Reviewed by Chris Costa (Musician and Song Writer) Dec 22, 2010
By David W. Glover
"Wayne"
Reflections from the Other Side (the world through the eyes of a bartender) is a fascinating look into man/womankind, examining the human condition from the perspective only available to the local bartender ("The other side"). After a few drinks and some quiet self-examination, out pours the stories of loss, woe, or self-glorification into the experienced ears of the bartender, some of whom I'm sure couldn't care less.
But it is clear that Bruce Wayne Sullivan does care and has the talent and skills to make us care as well. While reading his work, I was invited into his fine-tuned perception and observed a wide variety of personalities, many lost, and many self-absorbed or oblivious. He also provides us with heartfelt glimpses into his own life and soul, ("My Mother") always self sacrificing and honest.
I believe in this book as a reader and as a student of psychology. It is dark, yet often quite humorous. It digs deep while reveling in the folly of facade ("Histrionic"). I have read and re-read this very enjoyable work, and recommend it to any thinking person.
Ellen Tannor Marsh (New York Times best selling author) Nov 27, 2010
By Bruce Wayne
"Brucewaynebooks"
Review by Ellen Tanner Marsh (New York Times best-selling author)
After 11 years of tending bar in Memphis, Tennessee, Bruce Wayne Sullivan has unquestionably earned the right to make any observations he cares to on the state of the human condition. And if the poems in Reflections from the Other Side (the world through the eyes of a bartender) are any indication, he's managed to witness most of humankind's highs and lows, especially the lows.

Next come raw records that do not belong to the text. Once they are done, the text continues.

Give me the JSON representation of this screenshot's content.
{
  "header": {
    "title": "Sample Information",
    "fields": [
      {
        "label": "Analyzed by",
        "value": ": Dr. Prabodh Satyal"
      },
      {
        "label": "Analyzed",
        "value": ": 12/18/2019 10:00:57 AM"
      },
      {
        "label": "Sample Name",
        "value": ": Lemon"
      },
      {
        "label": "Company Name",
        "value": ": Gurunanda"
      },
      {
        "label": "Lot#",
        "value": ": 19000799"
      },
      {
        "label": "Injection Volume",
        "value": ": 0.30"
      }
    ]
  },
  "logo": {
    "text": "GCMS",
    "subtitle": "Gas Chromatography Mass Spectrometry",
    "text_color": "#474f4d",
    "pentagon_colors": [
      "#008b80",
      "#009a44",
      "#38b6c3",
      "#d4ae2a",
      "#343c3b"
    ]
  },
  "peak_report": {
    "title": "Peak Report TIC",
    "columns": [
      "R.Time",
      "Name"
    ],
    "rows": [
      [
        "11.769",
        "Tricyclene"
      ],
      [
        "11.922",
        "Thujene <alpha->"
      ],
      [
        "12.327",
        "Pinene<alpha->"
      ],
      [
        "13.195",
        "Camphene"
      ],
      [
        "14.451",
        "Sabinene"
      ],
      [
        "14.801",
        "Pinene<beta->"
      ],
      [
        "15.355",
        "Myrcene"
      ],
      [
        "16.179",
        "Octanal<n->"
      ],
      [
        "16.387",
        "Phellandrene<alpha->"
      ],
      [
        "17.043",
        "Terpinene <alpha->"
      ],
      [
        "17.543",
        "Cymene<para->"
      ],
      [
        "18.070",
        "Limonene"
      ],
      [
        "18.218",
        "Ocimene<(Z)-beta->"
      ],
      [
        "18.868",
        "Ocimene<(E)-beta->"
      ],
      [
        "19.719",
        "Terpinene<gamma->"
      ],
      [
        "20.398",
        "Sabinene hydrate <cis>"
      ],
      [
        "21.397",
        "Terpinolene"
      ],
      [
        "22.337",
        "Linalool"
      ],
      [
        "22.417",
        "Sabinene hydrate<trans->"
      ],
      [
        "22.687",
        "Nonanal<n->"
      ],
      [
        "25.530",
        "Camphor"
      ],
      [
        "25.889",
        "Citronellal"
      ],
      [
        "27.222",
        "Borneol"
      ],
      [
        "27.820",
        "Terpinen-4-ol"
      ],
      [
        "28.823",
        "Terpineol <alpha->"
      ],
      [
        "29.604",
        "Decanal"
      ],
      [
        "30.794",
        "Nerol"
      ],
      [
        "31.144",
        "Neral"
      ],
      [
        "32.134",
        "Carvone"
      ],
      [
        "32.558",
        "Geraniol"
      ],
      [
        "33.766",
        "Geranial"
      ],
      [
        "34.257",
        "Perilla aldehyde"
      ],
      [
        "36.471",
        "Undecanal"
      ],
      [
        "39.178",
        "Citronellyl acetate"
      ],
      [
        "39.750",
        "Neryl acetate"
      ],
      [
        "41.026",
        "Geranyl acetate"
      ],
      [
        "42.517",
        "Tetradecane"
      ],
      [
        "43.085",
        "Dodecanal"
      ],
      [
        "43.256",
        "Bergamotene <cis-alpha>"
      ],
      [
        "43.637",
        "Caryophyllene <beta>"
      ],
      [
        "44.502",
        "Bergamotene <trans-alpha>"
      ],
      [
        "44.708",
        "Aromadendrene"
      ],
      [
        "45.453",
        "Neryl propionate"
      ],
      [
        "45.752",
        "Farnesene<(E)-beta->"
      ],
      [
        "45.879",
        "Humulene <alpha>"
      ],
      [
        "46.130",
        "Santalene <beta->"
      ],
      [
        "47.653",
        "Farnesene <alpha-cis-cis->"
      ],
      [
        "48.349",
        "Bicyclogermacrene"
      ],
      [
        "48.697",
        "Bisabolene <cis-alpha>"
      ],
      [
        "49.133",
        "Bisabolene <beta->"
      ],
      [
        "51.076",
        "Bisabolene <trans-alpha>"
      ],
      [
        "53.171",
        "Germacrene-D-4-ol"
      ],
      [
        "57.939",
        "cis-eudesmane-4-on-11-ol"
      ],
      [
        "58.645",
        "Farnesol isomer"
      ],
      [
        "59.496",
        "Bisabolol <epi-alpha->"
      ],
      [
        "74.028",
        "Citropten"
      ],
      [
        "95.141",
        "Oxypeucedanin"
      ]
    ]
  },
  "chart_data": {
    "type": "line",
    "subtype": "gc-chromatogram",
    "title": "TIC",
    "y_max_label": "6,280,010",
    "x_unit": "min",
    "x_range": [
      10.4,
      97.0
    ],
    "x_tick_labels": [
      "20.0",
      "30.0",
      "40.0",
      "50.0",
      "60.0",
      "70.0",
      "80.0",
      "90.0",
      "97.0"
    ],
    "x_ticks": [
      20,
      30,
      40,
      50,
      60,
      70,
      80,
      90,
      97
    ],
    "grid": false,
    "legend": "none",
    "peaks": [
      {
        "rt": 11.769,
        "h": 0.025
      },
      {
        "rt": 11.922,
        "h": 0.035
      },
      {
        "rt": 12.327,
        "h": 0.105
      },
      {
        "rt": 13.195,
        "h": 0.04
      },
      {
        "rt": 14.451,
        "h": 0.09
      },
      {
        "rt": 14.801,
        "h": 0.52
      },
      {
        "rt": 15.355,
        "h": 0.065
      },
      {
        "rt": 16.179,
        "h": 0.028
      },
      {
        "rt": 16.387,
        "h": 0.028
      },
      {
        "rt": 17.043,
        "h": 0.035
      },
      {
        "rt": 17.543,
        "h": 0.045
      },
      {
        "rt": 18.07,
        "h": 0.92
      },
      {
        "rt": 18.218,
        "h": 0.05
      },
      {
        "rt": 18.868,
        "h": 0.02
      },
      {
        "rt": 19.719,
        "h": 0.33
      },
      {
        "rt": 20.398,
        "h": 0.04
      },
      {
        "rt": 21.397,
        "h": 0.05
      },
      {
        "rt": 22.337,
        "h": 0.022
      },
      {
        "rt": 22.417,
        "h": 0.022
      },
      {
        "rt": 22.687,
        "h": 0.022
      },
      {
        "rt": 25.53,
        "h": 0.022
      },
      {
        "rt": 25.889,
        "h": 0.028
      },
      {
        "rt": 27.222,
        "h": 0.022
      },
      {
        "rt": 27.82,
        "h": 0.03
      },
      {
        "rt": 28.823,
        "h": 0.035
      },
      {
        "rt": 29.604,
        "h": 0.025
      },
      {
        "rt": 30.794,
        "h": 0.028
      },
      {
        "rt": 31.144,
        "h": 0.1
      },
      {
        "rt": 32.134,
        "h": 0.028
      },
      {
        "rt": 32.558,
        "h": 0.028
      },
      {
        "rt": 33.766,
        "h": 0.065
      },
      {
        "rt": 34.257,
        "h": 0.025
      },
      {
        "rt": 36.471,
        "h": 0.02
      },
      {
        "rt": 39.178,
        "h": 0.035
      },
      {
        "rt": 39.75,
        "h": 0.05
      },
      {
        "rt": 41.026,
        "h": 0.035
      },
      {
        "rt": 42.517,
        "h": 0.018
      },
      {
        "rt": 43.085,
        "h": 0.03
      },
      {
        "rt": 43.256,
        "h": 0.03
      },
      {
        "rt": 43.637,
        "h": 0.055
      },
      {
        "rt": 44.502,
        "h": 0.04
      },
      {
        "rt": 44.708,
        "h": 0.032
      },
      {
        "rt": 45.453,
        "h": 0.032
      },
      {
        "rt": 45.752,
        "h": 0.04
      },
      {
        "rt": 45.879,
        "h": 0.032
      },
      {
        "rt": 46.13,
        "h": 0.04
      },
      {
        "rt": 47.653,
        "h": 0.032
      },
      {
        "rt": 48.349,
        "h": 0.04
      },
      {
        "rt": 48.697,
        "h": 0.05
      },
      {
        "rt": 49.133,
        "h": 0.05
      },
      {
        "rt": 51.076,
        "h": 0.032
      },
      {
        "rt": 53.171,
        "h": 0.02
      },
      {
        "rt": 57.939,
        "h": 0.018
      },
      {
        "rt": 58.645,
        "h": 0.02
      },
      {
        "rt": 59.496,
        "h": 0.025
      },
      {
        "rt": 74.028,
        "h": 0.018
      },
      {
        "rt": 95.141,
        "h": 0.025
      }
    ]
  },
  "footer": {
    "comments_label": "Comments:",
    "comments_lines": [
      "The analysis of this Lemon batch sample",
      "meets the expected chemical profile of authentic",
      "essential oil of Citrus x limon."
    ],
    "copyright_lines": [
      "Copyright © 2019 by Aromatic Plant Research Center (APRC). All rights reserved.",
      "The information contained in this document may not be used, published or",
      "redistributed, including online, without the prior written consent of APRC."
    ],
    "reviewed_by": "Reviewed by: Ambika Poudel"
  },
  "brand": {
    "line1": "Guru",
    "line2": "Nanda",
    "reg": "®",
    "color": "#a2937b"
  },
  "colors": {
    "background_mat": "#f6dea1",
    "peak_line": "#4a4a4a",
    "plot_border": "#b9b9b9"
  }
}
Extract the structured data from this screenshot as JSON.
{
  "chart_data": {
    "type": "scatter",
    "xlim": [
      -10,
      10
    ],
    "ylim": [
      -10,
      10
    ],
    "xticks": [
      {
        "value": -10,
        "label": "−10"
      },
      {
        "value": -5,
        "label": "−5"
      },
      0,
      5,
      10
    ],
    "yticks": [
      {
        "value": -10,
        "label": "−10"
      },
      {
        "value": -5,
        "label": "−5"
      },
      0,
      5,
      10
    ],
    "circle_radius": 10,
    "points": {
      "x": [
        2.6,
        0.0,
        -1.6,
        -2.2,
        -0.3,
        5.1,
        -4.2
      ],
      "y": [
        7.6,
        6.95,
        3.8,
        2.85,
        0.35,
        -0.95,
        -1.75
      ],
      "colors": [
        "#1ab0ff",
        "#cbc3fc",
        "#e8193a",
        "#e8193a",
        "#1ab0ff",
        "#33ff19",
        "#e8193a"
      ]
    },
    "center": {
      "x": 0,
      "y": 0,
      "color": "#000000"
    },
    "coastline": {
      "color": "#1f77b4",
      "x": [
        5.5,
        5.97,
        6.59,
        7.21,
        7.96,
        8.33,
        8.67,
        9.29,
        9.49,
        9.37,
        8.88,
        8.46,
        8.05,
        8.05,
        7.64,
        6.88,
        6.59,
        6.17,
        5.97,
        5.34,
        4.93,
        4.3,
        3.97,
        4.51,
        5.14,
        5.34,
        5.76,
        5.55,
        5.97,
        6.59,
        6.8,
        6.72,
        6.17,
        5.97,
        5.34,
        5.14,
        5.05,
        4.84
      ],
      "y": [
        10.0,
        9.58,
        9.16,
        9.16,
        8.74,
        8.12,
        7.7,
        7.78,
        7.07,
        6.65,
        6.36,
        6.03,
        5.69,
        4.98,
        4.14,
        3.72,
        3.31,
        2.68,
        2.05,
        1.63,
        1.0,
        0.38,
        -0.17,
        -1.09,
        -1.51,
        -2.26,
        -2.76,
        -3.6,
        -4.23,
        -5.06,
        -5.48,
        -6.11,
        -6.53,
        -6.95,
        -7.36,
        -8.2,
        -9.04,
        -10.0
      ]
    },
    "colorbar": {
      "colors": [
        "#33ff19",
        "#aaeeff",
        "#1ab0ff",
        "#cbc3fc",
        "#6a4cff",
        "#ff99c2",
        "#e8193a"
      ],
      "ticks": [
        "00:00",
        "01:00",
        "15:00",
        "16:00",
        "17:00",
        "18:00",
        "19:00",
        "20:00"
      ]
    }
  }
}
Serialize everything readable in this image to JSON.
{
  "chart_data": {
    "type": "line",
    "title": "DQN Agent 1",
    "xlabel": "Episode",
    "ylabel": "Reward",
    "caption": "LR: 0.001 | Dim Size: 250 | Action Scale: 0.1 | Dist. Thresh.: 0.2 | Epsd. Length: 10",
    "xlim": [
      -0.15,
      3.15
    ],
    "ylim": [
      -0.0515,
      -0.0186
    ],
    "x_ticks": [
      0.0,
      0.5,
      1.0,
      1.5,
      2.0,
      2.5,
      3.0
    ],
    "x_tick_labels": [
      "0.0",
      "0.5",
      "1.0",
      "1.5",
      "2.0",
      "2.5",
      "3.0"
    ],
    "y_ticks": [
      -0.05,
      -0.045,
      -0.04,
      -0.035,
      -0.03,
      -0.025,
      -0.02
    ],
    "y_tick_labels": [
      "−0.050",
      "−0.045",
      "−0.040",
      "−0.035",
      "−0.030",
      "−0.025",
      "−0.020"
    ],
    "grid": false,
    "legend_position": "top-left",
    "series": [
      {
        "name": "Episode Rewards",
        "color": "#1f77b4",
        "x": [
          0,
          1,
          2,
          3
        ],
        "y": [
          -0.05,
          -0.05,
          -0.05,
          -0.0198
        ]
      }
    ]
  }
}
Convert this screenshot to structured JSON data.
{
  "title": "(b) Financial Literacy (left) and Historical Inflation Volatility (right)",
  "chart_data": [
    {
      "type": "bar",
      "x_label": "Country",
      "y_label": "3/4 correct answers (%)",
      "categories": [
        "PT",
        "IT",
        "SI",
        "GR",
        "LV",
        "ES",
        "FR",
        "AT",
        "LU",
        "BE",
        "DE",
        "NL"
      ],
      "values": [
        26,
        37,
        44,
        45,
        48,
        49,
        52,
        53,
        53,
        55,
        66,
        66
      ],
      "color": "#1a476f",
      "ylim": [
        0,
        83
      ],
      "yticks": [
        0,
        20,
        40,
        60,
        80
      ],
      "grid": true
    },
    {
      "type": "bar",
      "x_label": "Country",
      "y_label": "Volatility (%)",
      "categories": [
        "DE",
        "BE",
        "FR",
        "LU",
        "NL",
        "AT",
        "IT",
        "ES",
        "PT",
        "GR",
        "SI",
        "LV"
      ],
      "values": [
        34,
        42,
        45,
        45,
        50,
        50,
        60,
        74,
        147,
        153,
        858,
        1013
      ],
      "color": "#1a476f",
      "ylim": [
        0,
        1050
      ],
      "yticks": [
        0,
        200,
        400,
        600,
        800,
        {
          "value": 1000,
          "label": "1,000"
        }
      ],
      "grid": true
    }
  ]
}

From the woman "with the emotional intelligence of a tree aphid" to the guys with the "low sloping foreheads whose knuckles drag the ground," Sullivan's poetic world is filled with characters who "belong to the majority rule (of) ignorance school." One gets the feeling that Sullivan's reflections don't encompass so much the patrons on the other side of the bar as they do the gulf that exists between his own thinking, feeling self and the lack of intellect and compassion in the people he meets. Unquestionably there's a certain schadenfreude in reading about the foibles of folks you feel superior to. And as a displaced Yankee residing in a Southern town I hooted with appreciation upon encountering the characters Sullivan describes, characters all too familiar to anyone from the Bible belt.
But Sullivan's richly nuanced poems are not a collection of redneck bashings, though rednecks certainly appear fairly often in his poetic crosshairs: "The people of his town began to frown/ when he left on a trek. Away to college! Book knowledge/ the enemy of the redneck." Instead the entire gamut of humanity figures here: the indifferent rich, the vulgar men and self-absorbed women, the lonely and alienated, all stripped to the barest essentials in the lines of the author's clear, unblinking verse.
But Sullivan knows better than to take the moral high ground or alienate with his poems. These are intensely felt and compassionate works; his honesty in describing his own shortcomings are painful glimpses into a lonely heart: "Growing older was ..../ not the imaginings of my youth. All my dreams slipped through my hands/ into the arms of someone else."
By turn melancholy, sad, funny or filled with longing, the poems in Reflections from the Other Side (the world through the eyes of a bartender) resonate with the reader long after the last page is turned.